Practice 4: Monitor End-to-End Latency
Power BI users care about one thing: is the data current when they open the report? The answer depends on the entire chain — when the source system updated, how long the pipeline took, how long Power BI took to refresh. Monitoring each link in isolation doesn't tell you whether the end-to-end SLA was met.
End-to-end latency monitoring requires tracking:
- When the source data was last updated (the data watermark in the source system)
- When the pipeline completed (ADF run completion time)
- When the Power BI refresh completed
- The total delta from source update to data-available-in-report
For most teams, this doesn't need to be a real-time system. A daily check confirming "this dataset was refreshed within 2 hours of source data being available" is a significant improvement over assuming things are fine.
The chains with the highest latency risk are those with multiple hops: source → ADF → Azure SQL → Synapse Analytics → Power BI dataset → report. Each hop adds processing time and a potential delay point. When the end-to-end takes 4 hours and your refresh window is at 06:00 for an 08:00 report, you have no buffer. Any slowdown anywhere in the chain breaks the SLA.
Latency monitoring also reveals optimization opportunities. If your end-to-end takes 3 hours but 80% of that is Power BI processing time, adding resources to the Power BI capacity has a bigger impact than optimizing the ADF pipeline.
Practice 5: Build an Incident Response Playbook
Practices 1–4 reduce the frequency and severity of data incidents. Practice 5 is for when they still happen: have a documented process ready before the 06:45 Monday morning phone call, not during it.

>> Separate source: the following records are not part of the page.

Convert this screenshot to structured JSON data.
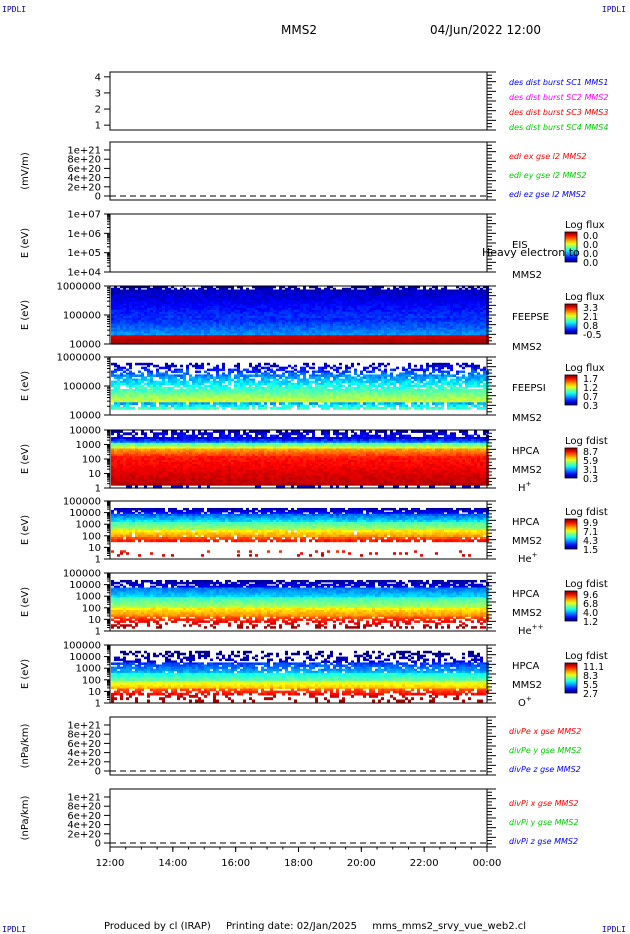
{
  "corners": {
    "tl": "IPDLI",
    "tr": "IPDLI",
    "bl": "IPDLI",
    "br": "IPDLI"
  },
  "header": {
    "spacecraft": "MMS2",
    "datetime": "04/Jun/2022 12:00"
  },
  "footer": {
    "produced": "Produced by cl (IRAP)",
    "printing": "Printing date: 02/Jan/2025",
    "file": "mms_mms2_srvy_vue_web2.cl"
  },
  "x_axis": {
    "ticks": [
      "12:00",
      "14:00",
      "16:00",
      "18:00",
      "20:00",
      "22:00",
      "00:00"
    ]
  },
  "overlay_text": "Heavy electron to",
  "colors": {
    "blue": "#0000ff",
    "magenta": "#ff00ff",
    "red": "#ff0000",
    "green": "#00cc00",
    "darkblue": "#0000aa"
  },
  "chart_data": [
    {
      "type": "line",
      "panel": "dist",
      "yticks": [
        "1",
        "2",
        "3",
        "4"
      ],
      "ylim": [
        0.7,
        4.3
      ],
      "legend": [
        {
          "text": "des dist burst SC1 MMS1",
          "color": "#0000ff"
        },
        {
          "text": "des dist burst SC2 MMS2",
          "color": "#ff00ff"
        },
        {
          "text": "des dist burst SC3 MMS3",
          "color": "#ff0000"
        },
        {
          "text": "des dist burst SC4 MMS4",
          "color": "#00cc00"
        }
      ]
    },
    {
      "type": "line",
      "panel": "edi",
      "ylabel": "(mV/m)",
      "yticks": [
        "0",
        "2e+20",
        "4e+20",
        "6e+20",
        "8e+20",
        "1e+21"
      ],
      "dashed_zero": true,
      "legend": [
        {
          "text": "edi ex gse l2 MMS2",
          "color": "#ff0000"
        },
        {
          "text": "edi ey gse l2 MMS2",
          "color": "#00cc00"
        },
        {
          "text": "edi ez gse l2 MMS2",
          "color": "#0000ff"
        }
      ]
    },
    {
      "type": "heatmap",
      "panel": "eis",
      "ylabel": "E (eV)",
      "yticks": [
        "1e+04",
        "1e+05",
        "1e+06",
        "1e+07"
      ],
      "instrument": "EIS",
      "sc": "MMS2",
      "colorbar": {
        "title": "Log flux",
        "labels": [
          "0.0",
          "0.0",
          "0.0",
          "0.0"
        ]
      },
      "empty": true
    },
    {
      "type": "heatmap",
      "panel": "feepse",
      "ylabel": "E (eV)",
      "yticks": [
        "10000",
        "100000",
        "1000000"
      ],
      "instrument": "FEEPSE",
      "sc": "MMS2",
      "colorbar": {
        "title": "Log flux",
        "labels": [
          "3.3",
          "2.1",
          "0.8",
          "-0.5"
        ]
      }
    },
    {
      "type": "heatmap",
      "panel": "feepsi",
      "ylabel": "E (eV)",
      "yticks": [
        "10000",
        "100000",
        "1000000"
      ],
      "instrument": "FEEPSI",
      "sc": "MMS2",
      "colorbar": {
        "title": "Log flux",
        "labels": [
          "1.7",
          "1.2",
          "0.7",
          "0.3"
        ]
      }
    },
    {
      "type": "heatmap",
      "panel": "hpca_h",
      "ylabel": "E (eV)",
      "yticks": [
        "1",
        "10",
        "100",
        "1000",
        "10000"
      ],
      "instrument": "HPCA",
      "sc": "MMS2",
      "species": "H",
      "charge": "+",
      "colorbar": {
        "title": "Log fdist",
        "labels": [
          "8.7",
          "5.9",
          "3.1",
          "0.3"
        ]
      }
    },
    {
      "type": "heatmap",
      "panel": "hpca_he1",
      "ylabel": "E (eV)",
      "yticks": [
        "1",
        "10",
        "100",
        "1000",
        "10000",
        "100000"
      ],
      "instrument": "HPCA",
      "sc": "MMS2",
      "species": "He",
      "charge": "+",
      "colorbar": {
        "title": "Log fdist",
        "labels": [
          "9.9",
          "7.1",
          "4.3",
          "1.5"
        ]
      }
    },
    {
      "type": "heatmap",
      "panel": "hpca_he2",
      "ylabel": "E (eV)",
      "yticks": [
        "1",
        "10",
        "100",
        "1000",
        "10000",
        "100000"
      ],
      "instrument": "HPCA",
      "sc": "MMS2",
      "species": "He",
      "charge": "++",
      "colorbar": {
        "title": "Log fdist",
        "labels": [
          "9.6",
          "6.8",
          "4.0",
          "1.2"
        ]
      }
    },
    {
      "type": "heatmap",
      "panel": "hpca_o",
      "ylabel": "E (eV)",
      "yticks": [
        "1",
        "10",
        "100",
        "1000",
        "10000",
        "100000"
      ],
      "instrument": "HPCA",
      "sc": "MMS2",
      "species": "O",
      "charge": "+",
      "colorbar": {
        "title": "Log fdist",
        "labels": [
          "11.1",
          "8.3",
          "5.5",
          "2.7"
        ]
      }
    },
    {
      "type": "line",
      "panel": "divpe",
      "ylabel": "(nPa/km)",
      "yticks": [
        "0",
        "2e+20",
        "4e+20",
        "6e+20",
        "8e+20",
        "1e+21"
      ],
      "dashed_zero": true,
      "legend": [
        {
          "text": "divPe x gse MMS2",
          "color": "#ff0000"
        },
        {
          "text": "divPe y gse MMS2",
          "color": "#00cc00"
        },
        {
          "text": "divPe z gse MMS2",
          "color": "#0000ff"
        }
      ]
    },
    {
      "type": "line",
      "panel": "divpi",
      "ylabel": "(nPa/km)",
      "yticks": [
        "0",
        "2e+20",
        "4e+20",
        "6e+20",
        "8e+20",
        "1e+21"
      ],
      "dashed_zero": true,
      "legend": [
        {
          "text": "divPi x gse MMS2",
          "color": "#ff0000"
        },
        {
          "text": "divPi y gse MMS2",
          "color": "#00cc00"
        },
        {
          "text": "divPi z gse MMS2",
          "color": "#0000ff"
        }
      ]
    }
  ]
}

A minimal playbook covers five things: the threshold for escalating vs. investigating quietly, a triage checklist for the first diagnostic steps, which reports are affected and who needs to know, remediation options with realistic time estimates, and communication templates for different stakeholder groups. For the full step-by-step framework — from detection through postmortem — see How to Set Up Incident Response for Data Pipeline Failures.